Arcadia is a short collection of mostly rhyming poems, accompanied by charming illustrations by Felix Fu. Most of the poems are personal and sometimes written in an intimate voice addressed to “you.” Other poems concern themselves with societal issues or nature.
A strength of the book is its use of metaphor, as in the poem “Alcatraz,” which begins “I am in the Alcatraz of my room,/ Where loneliness is endless/ and dreams bound off all the walls/ and back.” The poem doesn’t extend the metaphor, and diffuses it by using other images later in the poem, such as beaches, crosswalks, and Disneyland. Still, referring to the infamous Alcatraz is an effective way to convey the motif of imprisonment.

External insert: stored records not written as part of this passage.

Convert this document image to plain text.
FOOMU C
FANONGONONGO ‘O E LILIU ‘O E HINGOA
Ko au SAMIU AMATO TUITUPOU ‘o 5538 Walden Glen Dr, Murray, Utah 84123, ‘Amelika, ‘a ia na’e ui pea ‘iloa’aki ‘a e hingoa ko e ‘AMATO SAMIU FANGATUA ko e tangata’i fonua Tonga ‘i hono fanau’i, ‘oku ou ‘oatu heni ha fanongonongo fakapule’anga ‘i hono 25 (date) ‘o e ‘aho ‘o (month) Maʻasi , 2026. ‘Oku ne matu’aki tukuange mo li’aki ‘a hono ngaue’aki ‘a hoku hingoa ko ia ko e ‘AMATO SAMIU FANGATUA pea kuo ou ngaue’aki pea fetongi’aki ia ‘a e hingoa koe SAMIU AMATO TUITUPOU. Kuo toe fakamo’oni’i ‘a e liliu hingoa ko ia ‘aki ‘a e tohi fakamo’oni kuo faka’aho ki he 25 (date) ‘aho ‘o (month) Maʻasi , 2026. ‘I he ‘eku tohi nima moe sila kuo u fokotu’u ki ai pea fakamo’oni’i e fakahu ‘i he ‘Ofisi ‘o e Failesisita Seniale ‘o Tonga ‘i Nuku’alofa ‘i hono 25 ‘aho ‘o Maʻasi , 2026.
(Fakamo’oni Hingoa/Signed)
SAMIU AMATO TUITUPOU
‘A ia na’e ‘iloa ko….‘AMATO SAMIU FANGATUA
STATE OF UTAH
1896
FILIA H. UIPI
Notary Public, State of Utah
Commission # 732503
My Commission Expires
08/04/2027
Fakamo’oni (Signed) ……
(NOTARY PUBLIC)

Unfortunately, the poems’ flaws outweigh such positives. Although the voice is sincere, most of the topics are overly general, such as “Wind,” “Under a cloud,” or “Love beyond thy grave.” Additionally, the rhymes lack freshness and originality, as in “A visitor called,” which begins: “I remembered your smile,/ How pleasant, how sweet./ I noticed the sandals you wore on your feet.”

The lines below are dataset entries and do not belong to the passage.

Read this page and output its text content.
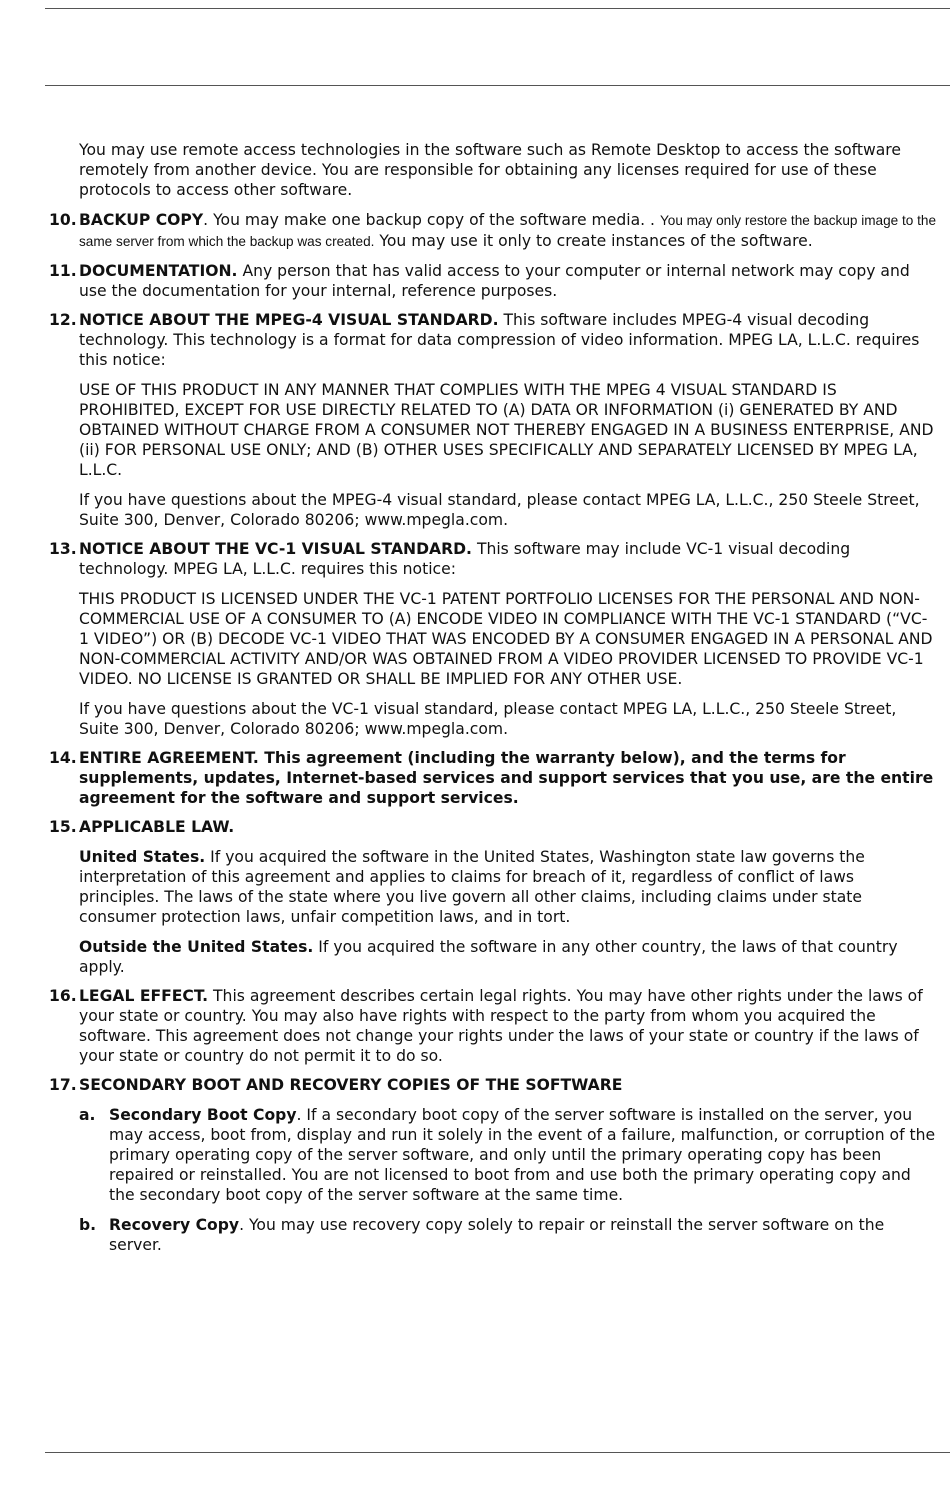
You may use remote access technologies in the software such as Remote Desktop to access the software remotely from another device. You are responsible for obtaining any licenses required for use of these protocols to access other software.

10. BACKUP COPY. You may make one backup copy of the software media. . You may only restore the backup image to the same server from which the backup was created. You may use it only to create instances of the software.

11. DOCUMENTATION. Any person that has valid access to your computer or internal network may copy and use the documentation for your internal, reference purposes.

12. NOTICE ABOUT THE MPEG-4 VISUAL STANDARD. This software includes MPEG-4 visual decoding technology. This technology is a format for data compression of video information. MPEG LA, L.L.C. requires this notice:

USE OF THIS PRODUCT IN ANY MANNER THAT COMPLIES WITH THE MPEG 4 VISUAL STANDARD IS PROHIBITED, EXCEPT FOR USE DIRECTLY RELATED TO (A) DATA OR INFORMATION (i) GENERATED BY AND OBTAINED WITHOUT CHARGE FROM A CONSUMER NOT THEREBY ENGAGED IN A BUSINESS ENTERPRISE, AND (ii) FOR PERSONAL USE ONLY; AND (B) OTHER USES SPECIFICALLY AND SEPARATELY LICENSED BY MPEG LA, L.L.C.

If you have questions about the MPEG-4 visual standard, please contact MPEG LA, L.L.C., 250 Steele Street, Suite 300, Denver, Colorado 80206; www.mpegla.com.

13. NOTICE ABOUT THE VC-1 VISUAL STANDARD. This software may include VC-1 visual decoding technology. MPEG LA, L.L.C. requires this notice:

THIS PRODUCT IS LICENSED UNDER THE VC-1 PATENT PORTFOLIO LICENSES FOR THE PERSONAL AND NON-COMMERCIAL USE OF A CONSUMER TO (A) ENCODE VIDEO IN COMPLIANCE WITH THE VC-1 STANDARD (“VC-1 VIDEO”) OR (B) DECODE VC-1 VIDEO THAT WAS ENCODED BY A CONSUMER ENGAGED IN A PERSONAL AND NON-COMMERCIAL ACTIVITY AND/OR WAS OBTAINED FROM A VIDEO PROVIDER LICENSED TO PROVIDE VC-1 VIDEO. NO LICENSE IS GRANTED OR SHALL BE IMPLIED FOR ANY OTHER USE.

If you have questions about the VC-1 visual standard, please contact MPEG LA, L.L.C., 250 Steele Street, Suite 300, Denver, Colorado 80206; www.mpegla.com.

14. ENTIRE AGREEMENT. This agreement (including the warranty below), and the terms for supplements, updates, Internet-based services and support services that you use, are the entire agreement for the software and support services.

15. APPLICABLE LAW.

United States. If you acquired the software in the United States, Washington state law governs the interpretation of this agreement and applies to claims for breach of it, regardless of conflict of laws principles. The laws of the state where you live govern all other claims, including claims under state consumer protection laws, unfair competition laws, and in tort.

Outside the United States. If you acquired the software in any other country, the laws of that country apply.

16. LEGAL EFFECT. This agreement describes certain legal rights. You may have other rights under the laws of your state or country. You may also have rights with respect to the party from whom you acquired the software. This agreement does not change your rights under the laws of your state or country if the laws of your state or country do not permit it to do so.

17. SECONDARY BOOT AND RECOVERY COPIES OF THE SOFTWARE

a. Secondary Boot Copy. If a secondary boot copy of the server software is installed on the server, you may access, boot from, display and run it solely in the event of a failure, malfunction, or corruption of the primary operating copy of the server software, and only until the primary operating copy has been repaired or reinstalled. You are not licensed to boot from and use both the primary operating copy and the secondary boot copy of the server software at the same time.

b. Recovery Copy. You may use recovery copy solely to repair or reinstall the server software on the server.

In this poem, the drawing of the lamb on the facing page and the reference to the “promised land” at the end makes it clear that the visitor is Jesus Christ. However, the poem fails to deliver any interesting details about the speaker or the “something [he] did” when very small” to make Jesus come to “call.”
Most of the poems have similar issues. “America’s disgrace,” for example, discusses a “Bag lady” and “doorway man” without offering any intriguing specifics to bring these homeless people to life. The stanza that reads, “That you are a real person/ lost, lonely and uncertain/ of your direction and goals,” comes off particularly, and ironically, flat.
The book has charm because of its pleasing, uncluttered design and the gentle illustrations. However, most readers won’t find much spark or originality within these pages.